Assessing cognitive development is critical in clinical research of autism spectrum disorder (ASD). However, collecting cognitive data from clinically administered assessments can add a significant ...burden to clinical research in ASD due to the substantial cost and time required, and it is often prohibitive in large‐scale studies. There is a need for more efficient, but reliable, methods to estimate cognitive functioning for researchers, clinicians, and families. To examine the degree to which caregiver estimates of cognitive level agree with actual measured intelligence/developmental scores and understand factors that may impact that agreement, 1,555 autistic individuals (81.74% male; age 18 months–18 years) were selected from a large cohort (Simons Foundation Powering Autism Research for Knowledge, SPARK). Results suggest that querying parents about recent testing results and developmental diagnoses can provide valid and useful information on cognitive ability. The agreement of parental estimates varied with age, measured cognitive ability, autistic traits, and adaptive skills.
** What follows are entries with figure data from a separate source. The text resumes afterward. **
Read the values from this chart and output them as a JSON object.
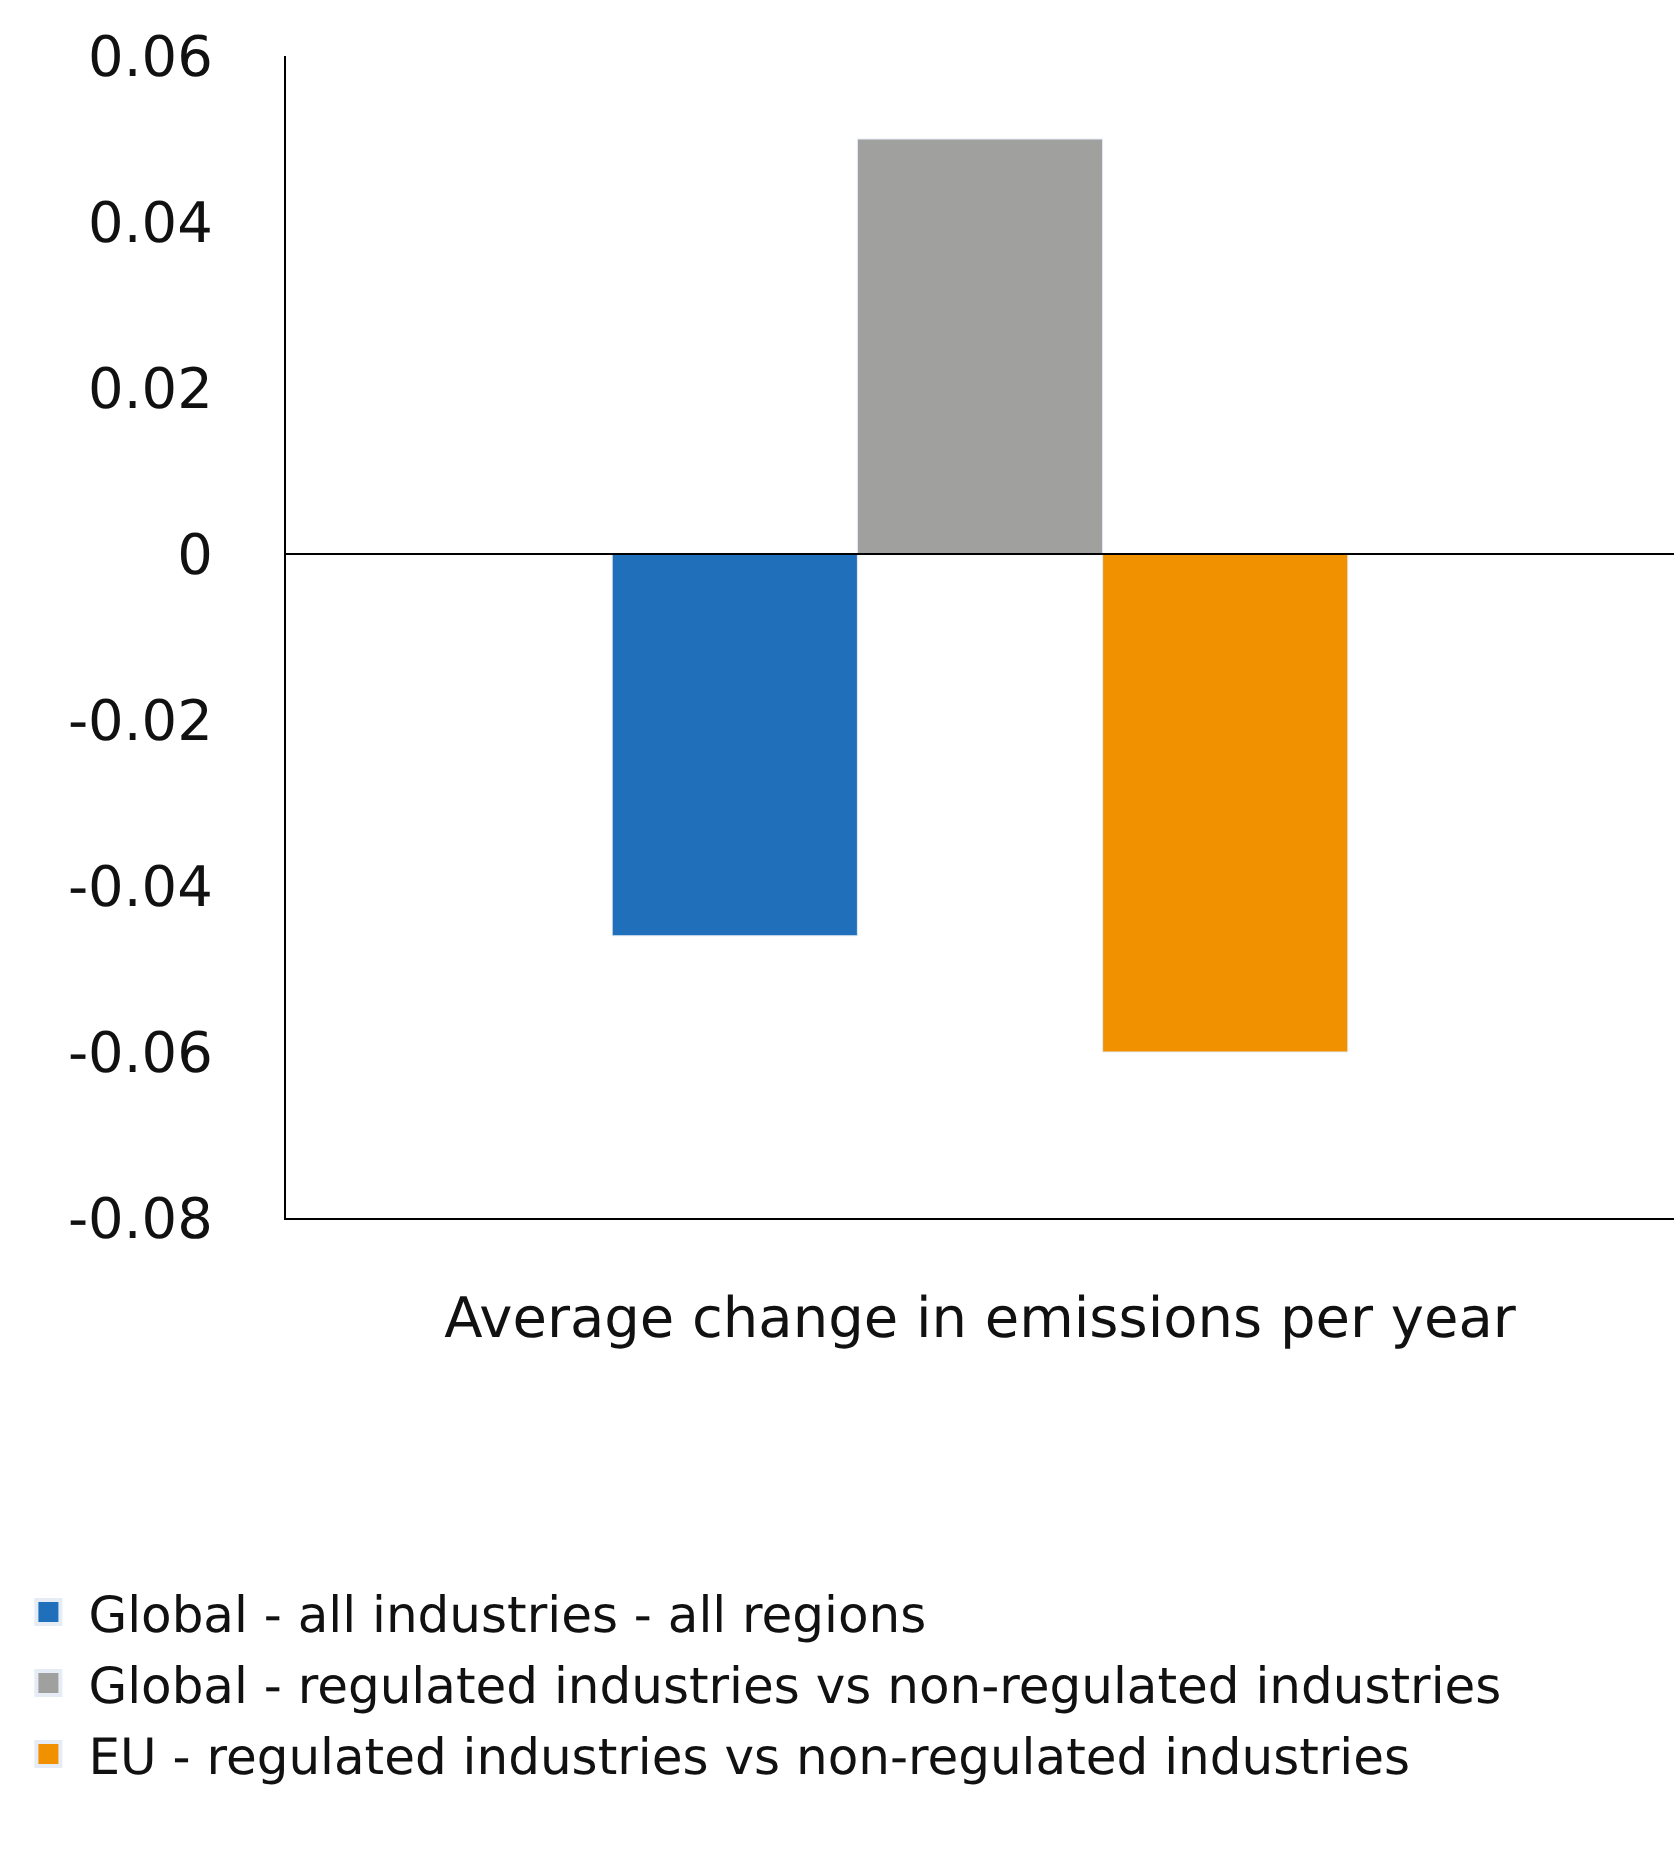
{
  "chart_data": {
    "type": "bar",
    "categories": [
      "Average change in emissions per year"
    ],
    "series": [
      {
        "name": "Global - all industries - all regions",
        "color": "#1f6fba",
        "values": [
          -0.046
        ]
      },
      {
        "name": "Global - regulated industries vs non-regulated industries",
        "color": "#a0a09f",
        "values": [
          0.05
        ]
      },
      {
        "name": "EU - regulated industries vs non-regulated industries",
        "color": "#f29100",
        "values": [
          -0.06
        ]
      }
    ],
    "ylim": [
      -0.08,
      0.06
    ],
    "yticks": [
      -0.08,
      -0.06,
      -0.04,
      -0.02,
      0,
      0.02,
      0.04,
      0.06
    ],
    "ref_lines": [
      {
        "axis": "y",
        "value": 0,
        "color": "#000000"
      }
    ],
    "legend": "bottom"
  }
}
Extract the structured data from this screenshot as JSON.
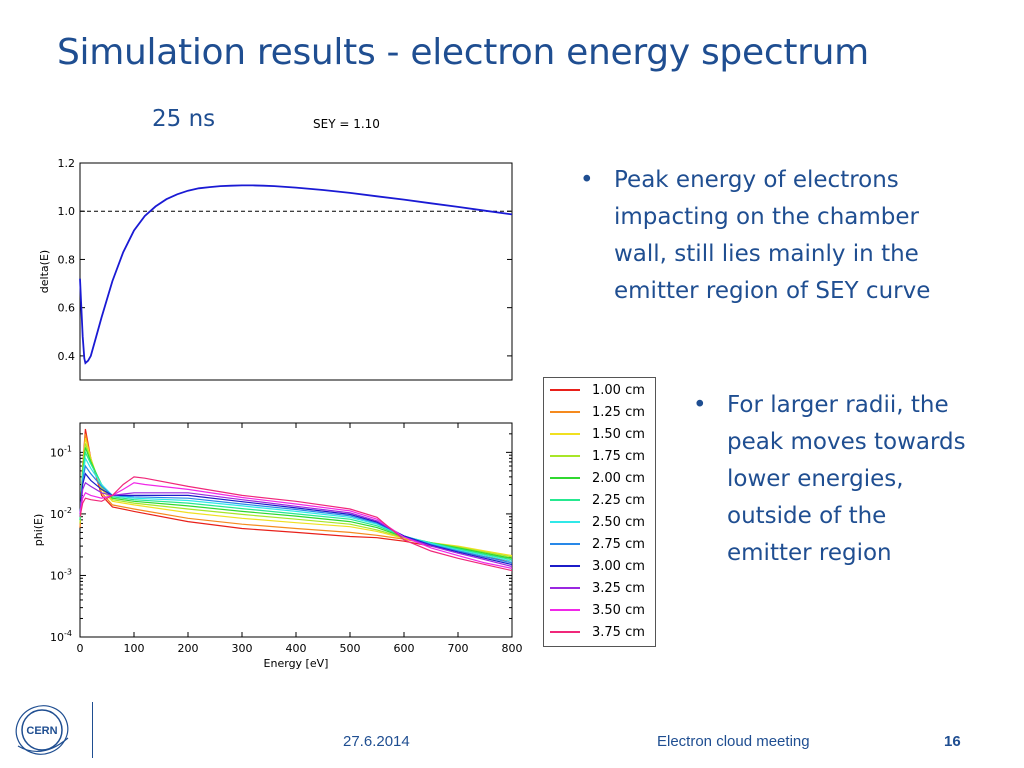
{
  "slide": {
    "title": "Simulation results - electron energy spectrum",
    "subtitle": "25 ns",
    "sey_label": "SEY = 1.10",
    "bullets": [
      "Peak energy of electrons impacting on the chamber wall, still lies mainly in the emitter region of SEY curve",
      "For larger radii, the peak moves towards lower energies, outside of the emitter region"
    ],
    "bullet_glyph": "•",
    "footer": {
      "date": "27.6.2014",
      "meeting": "Electron cloud meeting",
      "page": "16"
    },
    "logo_text": "CERN"
  },
  "chart_data": [
    {
      "type": "line",
      "title": "",
      "xlabel": "",
      "ylabel": "delta(E)",
      "xlim": [
        0,
        800
      ],
      "ylim": [
        0.3,
        1.2
      ],
      "yticks": [
        0.4,
        0.6,
        0.8,
        1.0,
        1.2
      ],
      "ytick_labels": [
        "0.4",
        "0.6",
        "0.8",
        "1.0",
        "1.2"
      ],
      "series": [
        {
          "color": "#1a1ad4",
          "x": [
            0,
            2,
            5,
            8,
            10,
            15,
            20,
            30,
            40,
            60,
            80,
            100,
            120,
            140,
            160,
            180,
            200,
            220,
            240,
            260,
            280,
            300,
            320,
            340,
            360,
            400,
            450,
            500,
            550,
            600,
            650,
            700,
            750,
            800
          ],
          "y": [
            0.72,
            0.62,
            0.48,
            0.39,
            0.37,
            0.38,
            0.4,
            0.48,
            0.56,
            0.71,
            0.83,
            0.92,
            0.98,
            1.02,
            1.05,
            1.07,
            1.085,
            1.095,
            1.1,
            1.104,
            1.106,
            1.107,
            1.107,
            1.106,
            1.104,
            1.098,
            1.088,
            1.076,
            1.062,
            1.048,
            1.033,
            1.018,
            1.002,
            0.987
          ]
        }
      ],
      "reference_line": {
        "y": 1.0,
        "style": "dashed"
      }
    },
    {
      "type": "line",
      "title": "",
      "xlabel": "Energy [eV]",
      "ylabel": "phi(E)",
      "yscale": "log",
      "xlim": [
        0,
        800
      ],
      "ylim": [
        0.0001,
        0.3
      ],
      "xticks": [
        0,
        100,
        200,
        300,
        400,
        500,
        600,
        700,
        800
      ],
      "xtick_labels": [
        "0",
        "100",
        "200",
        "300",
        "400",
        "500",
        "600",
        "700",
        "800"
      ],
      "yticks": [
        0.0001,
        0.001,
        0.01,
        0.1
      ],
      "ytick_base": "10",
      "ytick_exponents": [
        "-4",
        "-3",
        "-2",
        "-1"
      ],
      "legend_position": "right",
      "series": [
        {
          "name": "1.00 cm",
          "color": "#e8201a",
          "x": [
            0,
            5,
            10,
            20,
            40,
            60,
            100,
            200,
            300,
            400,
            500,
            550,
            600,
            650,
            700,
            750,
            800
          ],
          "y": [
            0.006,
            0.06,
            0.24,
            0.08,
            0.02,
            0.013,
            0.011,
            0.0075,
            0.0058,
            0.005,
            0.0043,
            0.0041,
            0.0036,
            0.003,
            0.0025,
            0.002,
            0.0017
          ]
        },
        {
          "name": "1.25 cm",
          "color": "#f58a1e",
          "x": [
            0,
            5,
            10,
            20,
            40,
            60,
            100,
            200,
            300,
            400,
            500,
            550,
            600,
            650,
            700,
            750,
            800
          ],
          "y": [
            0.006,
            0.06,
            0.2,
            0.08,
            0.022,
            0.014,
            0.012,
            0.0085,
            0.0068,
            0.0058,
            0.005,
            0.0045,
            0.0039,
            0.0032,
            0.0027,
            0.0022,
            0.0019
          ]
        },
        {
          "name": "1.50 cm",
          "color": "#f0e020",
          "x": [
            0,
            5,
            10,
            20,
            40,
            60,
            100,
            200,
            300,
            400,
            500,
            550,
            600,
            650,
            700,
            750,
            800
          ],
          "y": [
            0.007,
            0.06,
            0.17,
            0.08,
            0.025,
            0.016,
            0.014,
            0.0105,
            0.0085,
            0.0072,
            0.0062,
            0.0052,
            0.004,
            0.0034,
            0.003,
            0.0025,
            0.0021
          ]
        },
        {
          "name": "1.75 cm",
          "color": "#a8e628",
          "x": [
            0,
            5,
            10,
            20,
            40,
            60,
            100,
            200,
            300,
            400,
            500,
            550,
            600,
            650,
            700,
            750,
            800
          ],
          "y": [
            0.007,
            0.055,
            0.14,
            0.075,
            0.027,
            0.017,
            0.015,
            0.012,
            0.0098,
            0.0082,
            0.0068,
            0.0055,
            0.0041,
            0.0034,
            0.0029,
            0.0024,
            0.002
          ]
        },
        {
          "name": "2.00 cm",
          "color": "#30d830",
          "x": [
            0,
            5,
            10,
            20,
            40,
            60,
            100,
            200,
            300,
            400,
            500,
            550,
            600,
            650,
            700,
            750,
            800
          ],
          "y": [
            0.008,
            0.05,
            0.12,
            0.07,
            0.03,
            0.018,
            0.016,
            0.0135,
            0.011,
            0.0092,
            0.0075,
            0.006,
            0.0042,
            0.0034,
            0.0028,
            0.0023,
            0.0019
          ]
        },
        {
          "name": "2.25 cm",
          "color": "#26e890",
          "x": [
            0,
            5,
            10,
            20,
            40,
            60,
            100,
            200,
            300,
            400,
            500,
            550,
            600,
            650,
            700,
            750,
            800
          ],
          "y": [
            0.008,
            0.045,
            0.1,
            0.065,
            0.03,
            0.019,
            0.017,
            0.015,
            0.0122,
            0.01,
            0.0082,
            0.0064,
            0.0043,
            0.0034,
            0.0027,
            0.0022,
            0.0018
          ]
        },
        {
          "name": "2.50 cm",
          "color": "#30e8e8",
          "x": [
            0,
            5,
            10,
            20,
            40,
            60,
            100,
            200,
            300,
            400,
            500,
            550,
            600,
            650,
            700,
            750,
            800
          ],
          "y": [
            0.009,
            0.04,
            0.08,
            0.055,
            0.03,
            0.02,
            0.018,
            0.0165,
            0.0135,
            0.011,
            0.0088,
            0.0068,
            0.0044,
            0.0033,
            0.0026,
            0.0021,
            0.0017
          ]
        },
        {
          "name": "2.75 cm",
          "color": "#2888e8",
          "x": [
            0,
            5,
            10,
            20,
            40,
            60,
            100,
            200,
            300,
            400,
            500,
            550,
            600,
            650,
            700,
            750,
            800
          ],
          "y": [
            0.009,
            0.035,
            0.06,
            0.045,
            0.028,
            0.02,
            0.019,
            0.018,
            0.0145,
            0.0118,
            0.0093,
            0.0071,
            0.0044,
            0.0032,
            0.0025,
            0.002,
            0.0016
          ]
        },
        {
          "name": "3.00 cm",
          "color": "#1c1cc8",
          "x": [
            0,
            5,
            10,
            20,
            40,
            60,
            100,
            200,
            300,
            400,
            500,
            550,
            600,
            650,
            700,
            750,
            800
          ],
          "y": [
            0.01,
            0.03,
            0.045,
            0.035,
            0.025,
            0.02,
            0.02,
            0.02,
            0.0158,
            0.0125,
            0.0098,
            0.0074,
            0.0044,
            0.0031,
            0.0024,
            0.0019,
            0.0015
          ]
        },
        {
          "name": "3.25 cm",
          "color": "#9a28e0",
          "x": [
            0,
            5,
            10,
            20,
            40,
            60,
            100,
            200,
            300,
            400,
            500,
            550,
            600,
            650,
            700,
            750,
            800
          ],
          "y": [
            0.01,
            0.025,
            0.032,
            0.028,
            0.022,
            0.02,
            0.022,
            0.022,
            0.017,
            0.0133,
            0.0104,
            0.0077,
            0.0042,
            0.003,
            0.0023,
            0.0018,
            0.0014
          ]
        },
        {
          "name": "3.50 cm",
          "color": "#f028e8",
          "x": [
            0,
            5,
            10,
            20,
            40,
            60,
            80,
            100,
            120,
            200,
            300,
            400,
            500,
            550,
            600,
            650,
            700,
            750,
            800
          ],
          "y": [
            0.01,
            0.018,
            0.022,
            0.02,
            0.018,
            0.02,
            0.025,
            0.032,
            0.03,
            0.025,
            0.0185,
            0.0145,
            0.0112,
            0.0082,
            0.0042,
            0.0028,
            0.0021,
            0.0016,
            0.0013
          ]
        },
        {
          "name": "3.75 cm",
          "color": "#f0287a",
          "x": [
            0,
            5,
            10,
            20,
            40,
            60,
            80,
            100,
            120,
            200,
            300,
            400,
            500,
            550,
            600,
            650,
            700,
            750,
            800
          ],
          "y": [
            0.009,
            0.015,
            0.018,
            0.017,
            0.016,
            0.02,
            0.03,
            0.04,
            0.038,
            0.028,
            0.02,
            0.016,
            0.012,
            0.0088,
            0.0038,
            0.0025,
            0.0019,
            0.0015,
            0.0012
          ]
        }
      ]
    }
  ]
}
In the context of large‐scale research efforts, parent‐reported cognitive impairment may be a good proxy for categorical IQ range for survey‐based studies when specific IQ scores are not available, circumventing the logistical and financial obstacles of obtaining neuropsychological or neurodevelopmental testing.
Lay Summary
We found that simply asking parents about their child's recent testing results, delays, and developmental diagnoses can provide valid and useful estimation about the child's cognitive ability. The agreement of the parent's estimate with actual test results depends on the child's age, tested cognitive ability, autistic traits, and their everyday skills. Parent‐reported cognitive ability may be a good substitute for direct testing of cognitive ability, which can take long periods of time and be expensive.